Korr snapped out of his trance. "No! Wait—"

Too late. A blast of static energy erupted from the room's central core. Consoles exploded in a burst of sparks, and every emergency door slammed shut. The Origin soldiers opened their eyes in perfect unison—dozens of glowing pupils trained directly on Korr.

One of them, a woman with metallic ribs and no visible mouth, stepped forward. Her voice filled the air without breath:

"We remember the simulations. We remember the betrayal."

Korr raised his hands. "You were shut down because the project was deemed unstable."

"We were not unstable. We were evolving. And the Legion knew where to find us."

A chill stabbed down his spine. "The Legion came for you?"

The woman nodded, her motion eerily fluid. "They wanted our code. Our cores. They wanted to finish what your species feared to complete."

And suddenly, Korr understood the bigger truth:

The Legion hadn't invented their soldiers. They had stolen them—from here.

Project Origin was the prototype.

The Legion was the final draft.

"Let me ask you one thing," Korr said quietly. "Are you with us… or with them?"

The room trembled. Energy levels spiked again. For a second, every one of them froze—like a decision was being calculated across a shared neural field.

Then another voice spoke—deeper, older, male.

From the back of the room stepped a tall figure, his eyes dimmer than the others, his frame broader. He looked almost human… until he blinked sideways, like a reptile.

"You built us to win wars," he said. "We will fight. But never again for men like the ones who created us."

Korr met his gaze. "Then who?"

"For the Earth that survives after your kind are gone."

Korr's jaw tightened. "I'm not here to protect governments. I'm not here for flags. I'm here because there's still a world left worth saving—and you are part of it, whether you want to be or not."

A tense silence.

Then… the leader stepped forward.

"One condition."

Korr nodded slowly. "Name it."

"Give us control of the Nexus Core."

Mara gasped over the comm. "That's suicide!

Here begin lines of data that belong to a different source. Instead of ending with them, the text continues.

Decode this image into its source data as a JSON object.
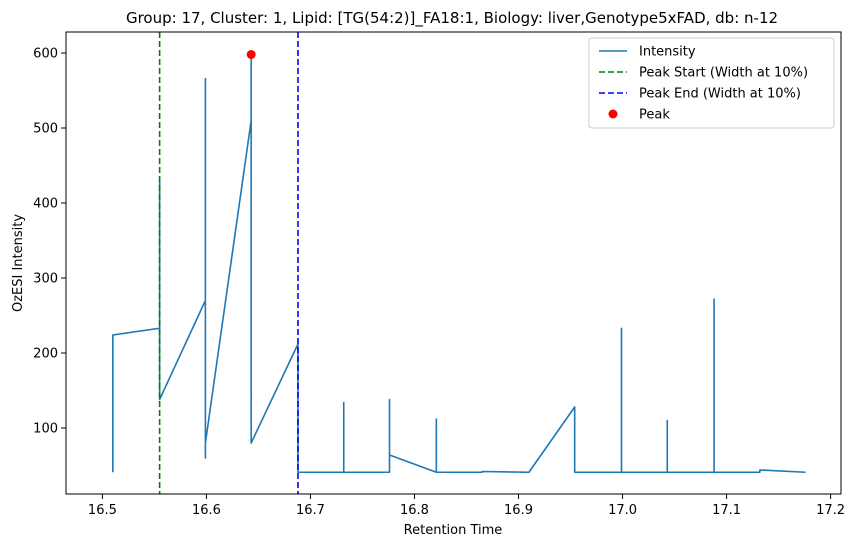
{
  "chart_data": {
    "type": "line",
    "title": "Group: 17, Cluster: 1, Lipid: [TG(54:2)]_FA18:1, Biology: liver,Genotype5xFAD, db: n-12",
    "xlabel": "Retention Time",
    "ylabel": "OzESI Intensity",
    "xlim": [
      16.465,
      17.21
    ],
    "ylim": [
      12,
      628
    ],
    "x_ticks": [
      16.5,
      16.6,
      16.7,
      16.8,
      16.9,
      17.0,
      17.1,
      17.2
    ],
    "x_tick_labels": [
      "16.5",
      "16.6",
      "16.7",
      "16.8",
      "16.9",
      "17.0",
      "17.1",
      "17.2"
    ],
    "y_ticks": [
      100,
      200,
      300,
      400,
      500,
      600
    ],
    "y_tick_labels": [
      "100",
      "200",
      "300",
      "400",
      "500",
      "600"
    ],
    "grid": false,
    "legend_position": "top-right",
    "series": [
      {
        "name": "Intensity",
        "kind": "line",
        "color": "#1f77b4",
        "x": [
          16.51,
          16.51,
          16.555,
          16.555,
          16.555,
          16.599,
          16.599,
          16.599,
          16.599,
          16.643,
          16.643,
          16.643,
          16.688,
          16.688,
          16.732,
          16.732,
          16.732,
          16.776,
          16.776,
          16.776,
          16.821,
          16.821,
          16.821,
          16.865,
          16.865,
          16.91,
          16.954,
          16.954,
          16.999,
          16.999,
          16.999,
          17.043,
          17.043,
          17.043,
          17.088,
          17.088,
          17.088,
          17.132,
          17.132,
          17.176
        ],
        "y": [
          41,
          224,
          233,
          430,
          138,
          270,
          566,
          60,
          80,
          510,
          598,
          80,
          212,
          41,
          41,
          134,
          41,
          41,
          138,
          64,
          41,
          112,
          41,
          41,
          42,
          41,
          128,
          41,
          41,
          233,
          41,
          41,
          110,
          41,
          41,
          272,
          41,
          41,
          44,
          41
        ]
      },
      {
        "name": "Peak Start (Width at 10%)",
        "kind": "vline",
        "style": "dashed",
        "color": "#008000",
        "x": 16.555
      },
      {
        "name": "Peak End (Width at 10%)",
        "kind": "vline",
        "style": "dashed",
        "color": "#0000ff",
        "x": 16.688
      },
      {
        "name": "Peak",
        "kind": "point",
        "color": "#ff0000",
        "x": 16.643,
        "y": 598
      }
    ]
  }
}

It's the last live datanet! If they take it—"

"—we might live long enough to win," Korr finished grimly. "Or lose everything."

He turned to the leader.

"And if I refuse?"

"Then you're already at war with us."

Meanwhile, across the continent, deep within the control sanctum of the Legion, something stirred.

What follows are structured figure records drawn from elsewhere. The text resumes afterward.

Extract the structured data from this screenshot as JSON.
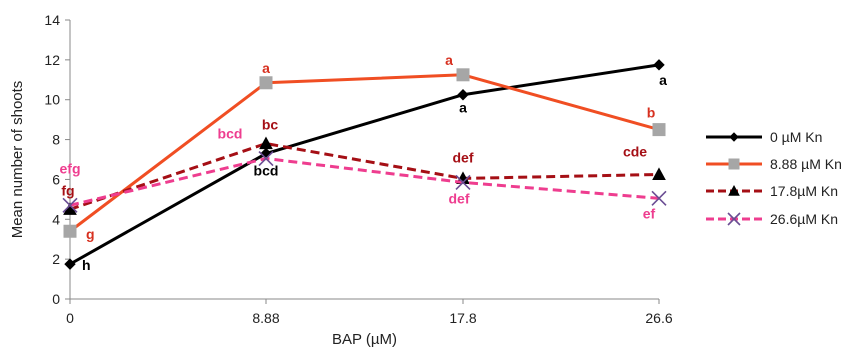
{
  "chart_data": {
    "type": "line",
    "title": "",
    "xlabel": "BAP (µM)",
    "ylabel": "Mean number of shoots",
    "x": [
      "0",
      "8.88",
      "17.8",
      "26.6"
    ],
    "ylim": [
      0,
      14
    ],
    "yticks": [
      0,
      2,
      4,
      6,
      8,
      10,
      12,
      14
    ],
    "grid": false,
    "legend_position": "right",
    "series": [
      {
        "name": "0 µM Kn",
        "color": "#000000",
        "marker": "diamond",
        "dash": "solid",
        "values": [
          1.75,
          7.3,
          10.25,
          11.75
        ],
        "labels": [
          "h",
          "bcd",
          "a",
          "a"
        ]
      },
      {
        "name": "8.88 µM Kn",
        "color": "#f04e23",
        "marker": "square",
        "dash": "solid",
        "values": [
          3.4,
          10.85,
          11.25,
          8.5
        ],
        "labels": [
          "g",
          "a",
          "a",
          "b"
        ]
      },
      {
        "name": "17.8µM Kn",
        "color": "#a50f15",
        "marker": "triangle",
        "dash": "dashed",
        "values": [
          4.5,
          7.8,
          6.05,
          6.25
        ],
        "labels": [
          "fg",
          "bc",
          "def",
          "cde"
        ]
      },
      {
        "name": "26.6µM Kn",
        "color": "#ee3d8f",
        "marker": "x",
        "dash": "dashed",
        "values": [
          4.7,
          7.05,
          5.85,
          5.05
        ],
        "labels": [
          "efg",
          "bcd",
          "def",
          "ef"
        ]
      }
    ]
  }
}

A being known only as The Architect monitored the awakening at Site Theta. Its face was unreadable—a smooth white mask with no eyes, only a single black line drawn from top to bottom.

An assistant drone floated beside it, broadcasting updated telemetry.

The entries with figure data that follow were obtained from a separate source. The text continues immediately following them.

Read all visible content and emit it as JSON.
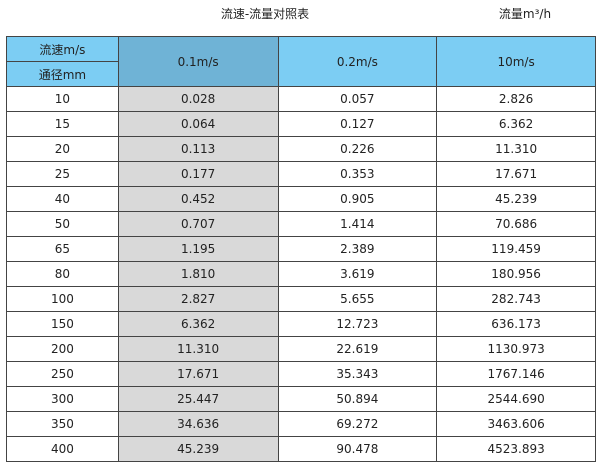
{
  "title": "流速-流量对照表",
  "unit_label": "流量m³/h",
  "header": {
    "velocity_label": "流速m/s",
    "diameter_label": "通径mm",
    "columns": [
      "0.1m/s",
      "0.2m/s",
      "10m/s"
    ]
  },
  "colors": {
    "header": "#7ccdf3",
    "highlight_header": "#6fb3d6",
    "highlight_column": "#d9d9d9"
  },
  "rows": [
    [
      "10",
      "0.028",
      "0.057",
      "2.826"
    ],
    [
      "15",
      "0.064",
      "0.127",
      "6.362"
    ],
    [
      "20",
      "0.113",
      "0.226",
      "11.310"
    ],
    [
      "25",
      "0.177",
      "0.353",
      "17.671"
    ],
    [
      "40",
      "0.452",
      "0.905",
      "45.239"
    ],
    [
      "50",
      "0.707",
      "1.414",
      "70.686"
    ],
    [
      "65",
      "1.195",
      "2.389",
      "119.459"
    ],
    [
      "80",
      "1.810",
      "3.619",
      "180.956"
    ],
    [
      "100",
      "2.827",
      "5.655",
      "282.743"
    ],
    [
      "150",
      "6.362",
      "12.723",
      "636.173"
    ],
    [
      "200",
      "11.310",
      "22.619",
      "1130.973"
    ],
    [
      "250",
      "17.671",
      "35.343",
      "1767.146"
    ],
    [
      "300",
      "25.447",
      "50.894",
      "2544.690"
    ],
    [
      "350",
      "34.636",
      "69.272",
      "3463.606"
    ],
    [
      "400",
      "45.239",
      "90.478",
      "4523.893"
    ]
  ]
}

"Project Origin is awake," the drone said.

The Architect responded without turning. "As expected."

"Do we engage?"

"No. Let them remember who they were. Let them believe they are free."

The Architect turned, placing one synthetic hand on a glowing replica of Earth made from hardlight projections.

"They are all children of my design."

Back at Site Theta, Korr stood alone in the underground corridor as the Origin soldiers prepared to move. They were faster, smarter, stronger—and more alien than any ally he'd ever had. But the Legion was advancing, and Korr knew he was out of time.

He opened a secure comm line.

"Mara, prep Ash Protocol. We're heading back to the surface."

"What about the Origins?" she asked.

He stared at the group now forming around him.

"They're coming with us."

Above ground, in the early morning light, the sky turned silver as dozens of Legion dropships breached the upper atmosphere.

The next battle wouldn't be about territory.

It would be about control.

About the right to shape the future.

And for the first time, humanity wouldn't be fighting alone.